Fort Nelson sits on one of the largest natural gas reserves in the world, but Petroleum Services Association of Canada President Mark Salkeld said that only 485 wells will be drilled in B.C. instead of rougly 620 that were expected, mainly due to declining commodity prices.
"It's been a steady decline since our initial forecast for 2012 with a little over 15,000 wells [for all of Canada]," he said.
"We've been revising down every quarter simply because we've been following the trend with regards to dry natural gas prices, which have been steadily declining to lows we haven't seen in a long time."
Jeremy Cote, president of the Fort Nelson Chamber of Commerce, said the slowdown is already having ripple effects on the economy in Fort Nelson.
"Low natural gas prices have caused a lot of things to tail off and it's kind of a cascading effect. When there's not as much work out in the bush then there's not as many companies locally that need as much work done, and then it kind of spirals from there," Cote said.
He also said the situation has caught most people in the community by surprise.

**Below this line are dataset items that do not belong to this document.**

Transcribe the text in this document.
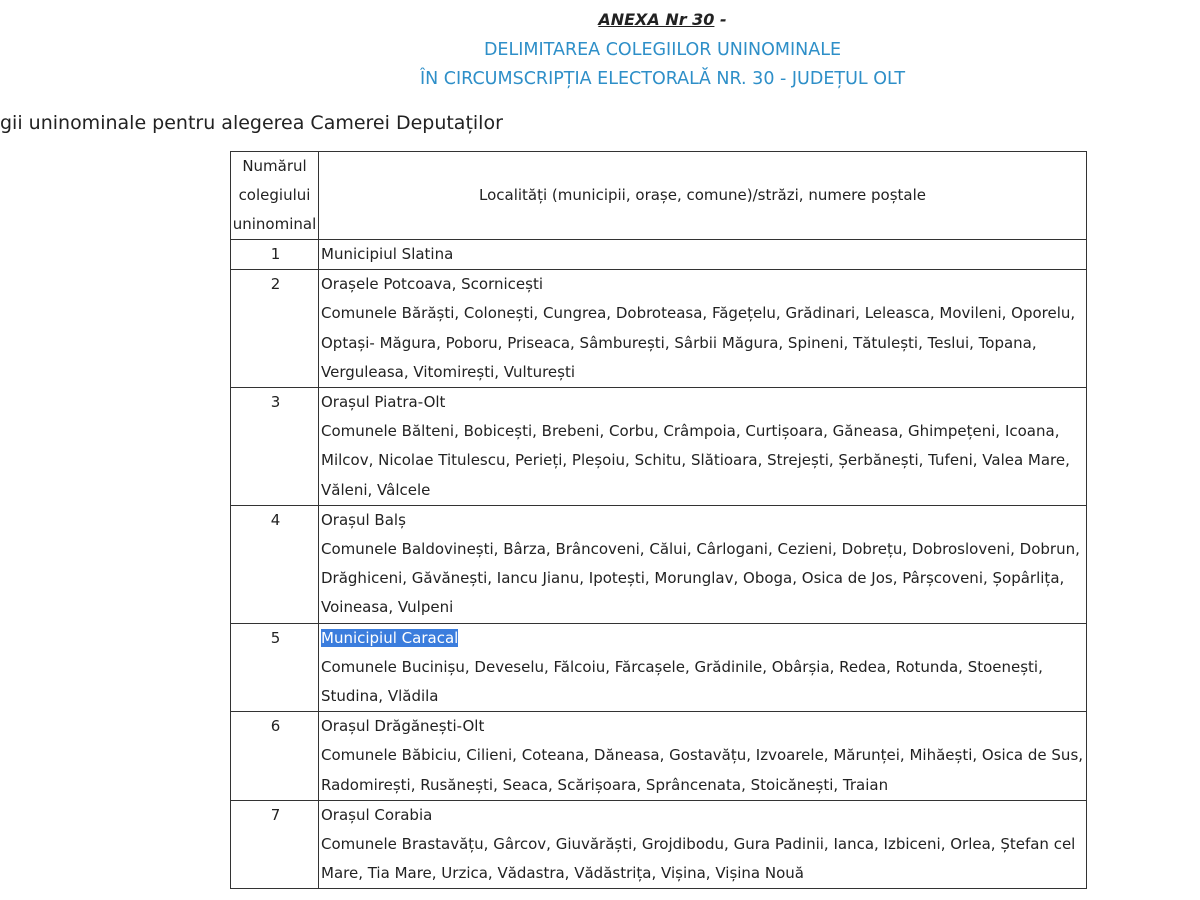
ANEXA Nr 30 -
DELIMITAREA COLEGIILOR UNINOMINALE
ÎN CIRCUMSCRIPȚIA ELECTORALĂ NR. 30 - JUDEȚUL OLT
gii uninominale pentru alegerea Camerei Deputaților
Numărul
colegiului
uninominal	Localități (municipii, orașe, comune)/străzi, numere poștale
1	Municipiul Slatina

2	Orașele Potcoava, Scornicești
Comunele Bărăști, Colonești, Cungrea, Dobroteasa, Făgețelu, Grădinari, Leleasca, Movileni, Oporelu, Optași- Măgura, Poboru, Priseaca, Sâmburești, Sârbii Măgura, Spineni, Tătulești, Teslui, Topana, Verguleasa, Vitomirești, Vulturești
3	Orașul Piatra-Olt
Comunele Bălteni, Bobicești, Brebeni, Corbu, Crâmpoia, Curtișoara, Găneasa, Ghimpețeni, Icoana, Milcov, Nicolae Titulescu, Perieți, Pleșoiu, Schitu, Slătioara, Strejești, Șerbănești, Tufeni, Valea Mare, Văleni, Vâlcele
4	Orașul Balș
Comunele Baldovinești, Bârza, Brâncoveni, Călui, Cârlogani, Cezieni, Dobrețu, Dobrosloveni, Dobrun, Drăghiceni, Găvănești, Iancu Jianu, Ipotești, Morunglav, Oboga, Osica de Jos, Pârșcoveni, Șopârlița, Voineasa, Vulpeni
5	Municipiul Caracal
Comunele Bucinișu, Deveselu, Fălcoiu, Fărcașele, Grădinile, Obârșia, Redea, Rotunda, Stoenești, Studina, Vlădila
6	Orașul Drăgănești-Olt
Comunele Băbiciu, Cilieni, Coteana, Dăneasa, Gostavățu, Izvoarele, Mărunței, Mihăești, Osica de Sus, Radomirești, Rusănești, Seaca, Scărișoara, Sprâncenata, Stoicănești, Traian
7	Orașul Corabia
Comunele Brastavățu, Gârcov, Giuvărăști, Grojdibodu, Gura Padinii, Ianca, Izbiceni, Orlea, Ștefan cel Mare, Tia Mare, Urzica, Vădastra, Vădăstrița, Vișina, Vișina Nouă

"If you talked to folks before the prices started to really go down, there really wouldn't have been a lot of people that said, 'Oh yeah, gas prices are going to go down. We're going to be down to two dollars a gigajoule, or roughly somewhere in there,'" he said.
Salkeld said nothing on the economic horizon suggests that natural gas prices will increase anytime soon. He says what's needed is new markets for exporting the resource, particularly in Asia.
"It's just going to hold fast until we develop more opportunities for sales and marketing overseas," Salkeld said.
Prices should increase once B.C. is able to export liquified natural gas to Asia, he said.
But those liquified natural gas projects are still several years away from being up and running.